Ik begin mijn hersens te kraken – “je leert het meest in noodsituaties: zoals bij t begin van je carrière, als je in erg korte tijd veel moet leren en laten zien.
Of als er iets in de brand staat en er snel resultaat moet komen: dan zie je waar mensen en een organisatie toe in staat zijn/is, wie echt gééft om het bedrijf, wat de normen en barrières zijn.
Het begin van een interim opdracht lijkt hier ook op: in een paar weken moet je weten wat er speelt, hoe een organisatie werkt en wat er kan – en wat je dus gaat doen.”
(Nee, denk ik, dit is te makkelijk, te oppervlakkig. O wacht:)

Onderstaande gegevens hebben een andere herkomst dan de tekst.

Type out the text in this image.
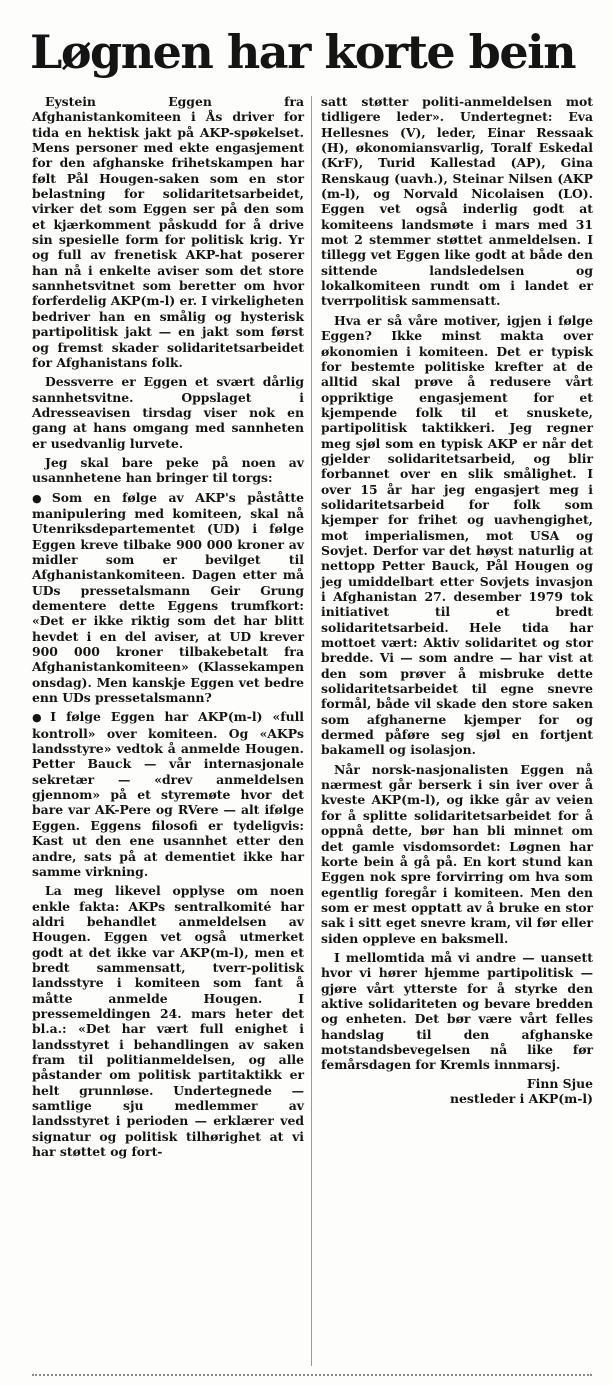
Løgnen har korte bein

Eystein Eggen fra Afghanistankomiteen i Ås driver for tida en hektisk jakt på AKP-spøkelset. Mens personer med ekte engasjement for den afghanske frihetskampen har følt Pål Hougen-saken som en stor belastning for solidaritetsarbeidet, virker det som Eggen ser på den som et kjærkomment påskudd for å drive sin spesielle form for politisk krig. Yr og full av frenetisk AKP-hat poserer han nå i enkelte aviser som det store sannhetsvitnet som beretter om hvor forferdelig AKP(m-l) er. I virkeligheten bedriver han en smålig og hysterisk partipolitisk jakt — en jakt som først og fremst skader solidaritetsarbeidet for Afghanistans folk.

Dessverre er Eggen et svært dårlig sannhetsvitne. Oppslaget i Adresseavisen tirsdag viser nok en gang at hans omgang med sannheten er usedvanlig lurvete.

Jeg skal bare peke på noen av usannhetene han bringer til torgs:

● Som en følge av AKP's påståtte manipulering med komiteen, skal nå Utenriksdepartementet (UD) i følge Eggen kreve tilbake 900 000 kroner av midler som er bevilget til Afghanistankomiteen. Dagen etter må UDs pressetalsmann Geir Grung dementere dette Eggens trumfkort: «Det er ikke riktig som det har blitt hevdet i en del aviser, at UD krever 900 000 kroner tilbakebetalt fra Afghanistankomiteen» (Klassekampen onsdag). Men kanskje Eggen vet bedre enn UDs pressetalsmann?

● I følge Eggen har AKP(m-l) «full kontroll» over komiteen. Og «AKPs landsstyre» vedtok å anmelde Hougen. Petter Bauck — vår internasjonale sekretær — «drev anmeldelsen gjennom» på et styremøte hvor det bare var AK-Pere og RVere — alt ifølge Eggen. Eggens filosofi er tydeligvis: Kast ut den ene usannhet etter den andre, sats på at dementiet ikke har samme virkning.

La meg likevel opplyse om noen enkle fakta: AKPs sentralkomité har aldri behandlet anmeldelsen av Hougen. Eggen vet også utmerket godt at det ikke var AKP(m-l), men et bredt sammensatt, tverr-politisk landsstyre i komiteen som fant å måtte anmelde Hougen. I pressemeldingen 24. mars heter det bl.a.: «Det har vært full enighet i landsstyret i behandlingen av saken fram til politianmeldelsen, og alle påstander om politisk partitaktikk er helt grunnløse. Undertegnede — samtlige sju medlemmer av landsstyret i perioden — erklærer ved signatur og politisk tilhørighet at vi har støttet og fort-

satt støtter politi-anmeldelsen mot tidligere leder». Undertegnet: Eva Hellesnes (V), leder, Einar Ressaak (H), økonomiansvarlig, Toralf Eskedal (KrF), Turid Kallestad (AP), Gina Renskaug (uavh.), Steinar Nilsen (AKP (m-l), og Norvald Nicolaisen (LO). Eggen vet også inderlig godt at komiteens landsmøte i mars med 31 mot 2 stemmer støttet anmeldelsen. I tillegg vet Eggen like godt at både den sittende landsledelsen og lokalkomiteen rundt om i landet er tverrpolitisk sammensatt.

Hva er så våre motiver, igjen i følge Eggen? Ikke minst makta over økonomien i komiteen. Det er typisk for bestemte politiske krefter at de alltid skal prøve å redusere vårt oppriktige engasjement for et kjempende folk til et snuskete, partipolitisk taktikkeri. Jeg regner meg sjøl som en typisk AKP er når det gjelder solidaritetsarbeid, og blir forbannet over en slik smålighet. I over 15 år har jeg engasjert meg i solidaritetsarbeid for folk som kjemper for frihet og uavhengighet, mot imperialismen, mot USA og Sovjet. Derfor var det høyst naturlig at nettopp Petter Bauck, Pål Hougen og jeg umiddelbart etter Sovjets invasjon i Afghanistan 27. desember 1979 tok initiativet til et bredt solidaritetsarbeid. Hele tida har mottoet vært: Aktiv solidaritet og stor bredde. Vi — som andre — har vist at den som prøver å misbruke dette solidaritetsarbeidet til egne snevre formål, både vil skade den store saken som afghanerne kjemper for og dermed påføre seg sjøl en fortjent bakamell og isolasjon.

Når norsk-nasjonalisten Eggen nå nærmest går berserk i sin iver over å kveste AKP(m-l), og ikke går av veien for å splitte solidaritetsarbeidet for å oppnå dette, bør han bli minnet om det gamle visdomsordet: Løgnen har korte bein å gå på. En kort stund kan Eggen nok spre forvirring om hva som egentlig foregår i komiteen. Men den som er mest opptatt av å bruke en stor sak i sitt eget snevre kram, vil før eller siden oppleve en baksmell.

I mellomtida må vi andre — uansett hvor vi hører hjemme partipolitisk — gjøre vårt ytterste for å styrke den aktive solidariteten og bevare bredden og enheten. Det bør være vårt felles handslag til den afghanske motstandsbevegelsen nå like før femårsdagen for Kremls innmarsj.

Finn Sjue
nestleder i AKP(m-l)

“Ik heb het meest geleerd door het krijgen van kinderen. Wat je ook denkt, hoe hard je ook leert – ineens is daar iemand en die heeft geen interesse in wat je ooit hebt geleerd. Die wil simpelweg jou – je hart, moed en ziel. Met vlekken en al, je hele universum – en dat je voortaan je leven gaat wijden aan haar. Dat is een les die onvergetelijk is. Die je een volkomen nieuw perspectief op de wereld geeft”.
“En je een nieuwe identiteit geeft. Daarvan leer je niet alleen het meest, maar ook het meest belangrijke. Dat houdt nooit op, ik wil zelfs niet dat dat ooit ophoudt”.
Ik val stil, mijn ogen staan op oneindig. Het gesprek is ten einde.
Mijn stagiair kijkt wat verbaasd, knikt en loopt naar zijn volgende afspraak. Hij was alleen maar benieuwd naar online marketing, maar kreeg in plaats daarvan een onverwachte conversie.
Gelukkig doet hij binnenkort een minor in Filosofie.